Heating a spine to correct a warp, implies post-heat treatment. And I clearly specified the conditions that required stress relieving a piece. Post heat treatment is neither a normalized or spherodized state. But you did mention stress relief. There is nothing in your original post about heavy machining cold material that would require stress relief. Nothing in the original post mentioned stress relieving the blade before it was heat treated. Straightening a warped blade in this way is not tempering the blade either. So this doesn't qualify as a stress relieving cycle as well. Sadly, it does not serve to "prove your point."

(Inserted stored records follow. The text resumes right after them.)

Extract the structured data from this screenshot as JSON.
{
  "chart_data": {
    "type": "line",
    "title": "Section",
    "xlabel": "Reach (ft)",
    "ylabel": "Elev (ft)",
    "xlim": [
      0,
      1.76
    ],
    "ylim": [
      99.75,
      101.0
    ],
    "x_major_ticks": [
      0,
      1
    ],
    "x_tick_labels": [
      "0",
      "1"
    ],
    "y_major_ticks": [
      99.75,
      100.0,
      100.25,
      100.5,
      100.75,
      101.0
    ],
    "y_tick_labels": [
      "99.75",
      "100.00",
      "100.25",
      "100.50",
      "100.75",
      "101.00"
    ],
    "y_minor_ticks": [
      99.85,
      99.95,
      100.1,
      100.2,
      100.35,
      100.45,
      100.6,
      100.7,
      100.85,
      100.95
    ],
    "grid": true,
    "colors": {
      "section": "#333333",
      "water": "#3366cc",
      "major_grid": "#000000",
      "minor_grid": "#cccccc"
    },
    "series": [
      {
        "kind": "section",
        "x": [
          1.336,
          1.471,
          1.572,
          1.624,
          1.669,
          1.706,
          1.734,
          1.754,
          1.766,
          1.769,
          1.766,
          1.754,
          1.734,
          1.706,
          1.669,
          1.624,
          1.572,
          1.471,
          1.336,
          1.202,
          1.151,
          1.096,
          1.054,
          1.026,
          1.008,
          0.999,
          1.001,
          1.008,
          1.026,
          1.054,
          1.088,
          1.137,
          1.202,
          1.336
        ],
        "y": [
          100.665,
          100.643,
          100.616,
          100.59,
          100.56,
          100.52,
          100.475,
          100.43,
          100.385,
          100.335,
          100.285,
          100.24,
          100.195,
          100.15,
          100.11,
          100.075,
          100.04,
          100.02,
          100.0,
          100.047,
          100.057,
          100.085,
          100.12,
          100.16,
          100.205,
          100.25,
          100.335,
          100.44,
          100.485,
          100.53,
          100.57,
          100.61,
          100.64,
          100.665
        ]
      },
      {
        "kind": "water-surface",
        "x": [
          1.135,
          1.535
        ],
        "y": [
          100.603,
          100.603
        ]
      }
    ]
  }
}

And how did those brainiacs come up with that number? How can you possibly time that? Are they taking photographs of the change and time it that way? I would hate to be the guy with the stop watch trying to get that one right.
Actually it's called a vapor barrier because it causes a barrier. That is why boiler tubes will destroy themeselves from improper cooling if a barrier builds up between the tube wall and the cooling water. The barrier is self sustaining and the only thing the operators can do is correct there actions that caused it. To much heat, to much flow, not enough flow, wrong chemistry, etc...
I think the next time you quench a blade, if you watch carefully, the bubbles grow then pop then regrow and many of them will release from the surface and rise to the top of the quench tank in the convection current caused by the warming of the surrounding water/oil/whatever being warmed by the hot blade, pulling more cooling oil into the proximity of the blade. The fact that the convection current develops shows that the blade is releasing heat into the quenchant, despite the fact that a vapor barrier exists or not. If your theory about vapor barriers being an interference in quenching things was a little more solid, then we'd not be able to harden any kind of steel.
So how does a wooden mallet make it wrong? Oh because you didn't say it.
I'm trying to help you win but you won't see that for a long time I suspect.